No. 1 — January 4th, 2010 at 8:55 pm
[...] Update: The script on this page works only with Leopard (10.5). Get the Snow Leopard version here [...]
No. 2 — January 7th, 2010 at 2:32 am
Excellent script!
I had to change the string “ScanSnap Manager” to “ScanSnap Manager S1500M” to get it working, but now it is working like a charm.
The only thing I noticed is the quality of the output of the PDF’s from Finereader. It doesn’t look as good as the original scan. Do you have any ideas how to improve that?

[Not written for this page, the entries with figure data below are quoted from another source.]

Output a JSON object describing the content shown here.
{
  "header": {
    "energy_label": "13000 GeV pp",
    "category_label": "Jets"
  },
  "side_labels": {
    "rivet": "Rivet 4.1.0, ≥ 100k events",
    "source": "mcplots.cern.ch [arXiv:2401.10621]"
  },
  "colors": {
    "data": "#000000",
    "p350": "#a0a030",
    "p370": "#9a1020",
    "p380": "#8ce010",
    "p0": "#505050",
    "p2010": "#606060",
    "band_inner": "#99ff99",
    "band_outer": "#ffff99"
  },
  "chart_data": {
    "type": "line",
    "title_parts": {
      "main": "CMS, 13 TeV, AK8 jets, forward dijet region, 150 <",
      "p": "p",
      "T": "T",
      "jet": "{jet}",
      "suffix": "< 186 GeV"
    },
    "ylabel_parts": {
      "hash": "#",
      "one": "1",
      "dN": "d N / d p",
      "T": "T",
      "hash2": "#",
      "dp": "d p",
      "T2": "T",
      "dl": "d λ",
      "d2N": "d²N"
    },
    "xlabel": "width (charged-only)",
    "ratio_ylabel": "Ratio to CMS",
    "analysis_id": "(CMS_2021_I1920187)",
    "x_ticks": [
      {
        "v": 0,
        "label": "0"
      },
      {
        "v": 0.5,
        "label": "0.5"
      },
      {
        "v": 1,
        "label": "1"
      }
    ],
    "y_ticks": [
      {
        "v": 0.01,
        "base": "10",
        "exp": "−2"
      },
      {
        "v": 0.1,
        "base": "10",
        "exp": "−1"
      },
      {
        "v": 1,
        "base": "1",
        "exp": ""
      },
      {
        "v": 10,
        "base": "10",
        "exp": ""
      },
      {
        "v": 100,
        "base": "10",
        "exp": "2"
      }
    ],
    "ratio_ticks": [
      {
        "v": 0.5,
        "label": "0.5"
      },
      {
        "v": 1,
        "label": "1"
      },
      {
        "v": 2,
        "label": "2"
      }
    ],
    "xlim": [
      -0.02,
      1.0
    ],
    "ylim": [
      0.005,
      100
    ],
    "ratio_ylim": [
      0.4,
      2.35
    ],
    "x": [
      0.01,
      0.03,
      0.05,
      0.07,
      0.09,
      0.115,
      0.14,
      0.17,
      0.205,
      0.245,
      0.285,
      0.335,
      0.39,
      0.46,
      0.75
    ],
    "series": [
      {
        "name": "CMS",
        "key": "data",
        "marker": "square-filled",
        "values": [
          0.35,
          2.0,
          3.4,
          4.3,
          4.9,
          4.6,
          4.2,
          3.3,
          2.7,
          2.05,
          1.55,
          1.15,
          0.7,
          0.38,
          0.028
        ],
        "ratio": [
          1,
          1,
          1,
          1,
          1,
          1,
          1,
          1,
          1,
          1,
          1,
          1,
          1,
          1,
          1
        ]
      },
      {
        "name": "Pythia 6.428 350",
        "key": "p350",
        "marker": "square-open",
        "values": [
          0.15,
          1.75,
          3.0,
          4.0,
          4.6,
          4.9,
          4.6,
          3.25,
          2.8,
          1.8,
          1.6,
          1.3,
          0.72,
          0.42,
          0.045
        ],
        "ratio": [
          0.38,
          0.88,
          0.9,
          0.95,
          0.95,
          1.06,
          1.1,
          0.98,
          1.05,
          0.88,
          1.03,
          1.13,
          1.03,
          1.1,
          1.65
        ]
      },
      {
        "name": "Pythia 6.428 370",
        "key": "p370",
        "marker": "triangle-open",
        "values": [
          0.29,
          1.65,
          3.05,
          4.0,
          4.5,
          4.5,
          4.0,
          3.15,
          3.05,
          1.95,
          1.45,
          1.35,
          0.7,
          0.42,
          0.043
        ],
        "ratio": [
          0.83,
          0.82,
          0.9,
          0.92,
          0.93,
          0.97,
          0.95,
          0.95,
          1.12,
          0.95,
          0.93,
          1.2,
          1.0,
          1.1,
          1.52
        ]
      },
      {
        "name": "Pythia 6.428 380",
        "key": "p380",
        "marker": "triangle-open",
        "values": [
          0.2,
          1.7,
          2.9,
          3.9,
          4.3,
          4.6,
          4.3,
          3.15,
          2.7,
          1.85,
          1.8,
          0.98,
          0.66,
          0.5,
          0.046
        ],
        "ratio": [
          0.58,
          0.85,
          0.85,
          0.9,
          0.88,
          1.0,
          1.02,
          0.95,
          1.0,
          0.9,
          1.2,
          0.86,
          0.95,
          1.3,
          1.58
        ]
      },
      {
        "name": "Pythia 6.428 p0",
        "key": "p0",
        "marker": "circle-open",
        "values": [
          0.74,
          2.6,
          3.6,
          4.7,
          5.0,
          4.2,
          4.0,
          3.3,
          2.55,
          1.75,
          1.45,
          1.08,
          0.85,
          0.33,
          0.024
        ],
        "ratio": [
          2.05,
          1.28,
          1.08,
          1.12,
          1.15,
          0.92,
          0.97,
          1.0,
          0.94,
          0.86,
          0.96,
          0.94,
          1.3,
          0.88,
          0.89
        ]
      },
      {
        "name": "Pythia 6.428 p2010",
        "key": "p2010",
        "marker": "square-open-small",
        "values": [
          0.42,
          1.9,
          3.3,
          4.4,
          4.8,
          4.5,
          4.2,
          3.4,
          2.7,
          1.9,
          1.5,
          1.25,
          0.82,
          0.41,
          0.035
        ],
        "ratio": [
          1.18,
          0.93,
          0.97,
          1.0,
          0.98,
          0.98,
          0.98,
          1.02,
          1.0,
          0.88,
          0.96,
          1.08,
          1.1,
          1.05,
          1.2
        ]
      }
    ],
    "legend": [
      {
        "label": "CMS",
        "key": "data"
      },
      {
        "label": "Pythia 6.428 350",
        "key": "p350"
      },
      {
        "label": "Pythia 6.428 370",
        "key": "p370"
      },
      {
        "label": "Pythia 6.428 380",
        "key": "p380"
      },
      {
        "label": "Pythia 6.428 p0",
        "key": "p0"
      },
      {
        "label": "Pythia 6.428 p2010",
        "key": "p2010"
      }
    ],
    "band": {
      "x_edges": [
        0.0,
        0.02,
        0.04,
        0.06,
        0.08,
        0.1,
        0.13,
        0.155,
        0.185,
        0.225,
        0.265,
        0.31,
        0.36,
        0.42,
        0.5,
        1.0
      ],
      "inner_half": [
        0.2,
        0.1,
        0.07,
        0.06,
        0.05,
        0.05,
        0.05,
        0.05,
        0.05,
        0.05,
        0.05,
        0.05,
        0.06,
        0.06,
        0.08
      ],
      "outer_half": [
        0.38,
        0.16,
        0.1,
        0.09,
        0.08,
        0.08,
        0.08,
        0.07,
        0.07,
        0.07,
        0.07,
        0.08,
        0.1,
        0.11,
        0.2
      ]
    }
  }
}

No. 3 — January 8th, 2010 at 5:10 pm
Glad to hear it works for you!
And yes, I would expect that a couple text strings might need to be tweaked to go from one ScanSnap to the other.
As far as the quality, this is likely a consequence of settings in Finereader.
I launched FineReader for ScanSnap Preferences and clicked on the Scan to Searchable PDF tab.
On this tab I have selected the following:
Save mode: Text under page image
Quality: High (for printing)
Format: Automatic
I imagine your Quality setting might be on one of the lower settings right now.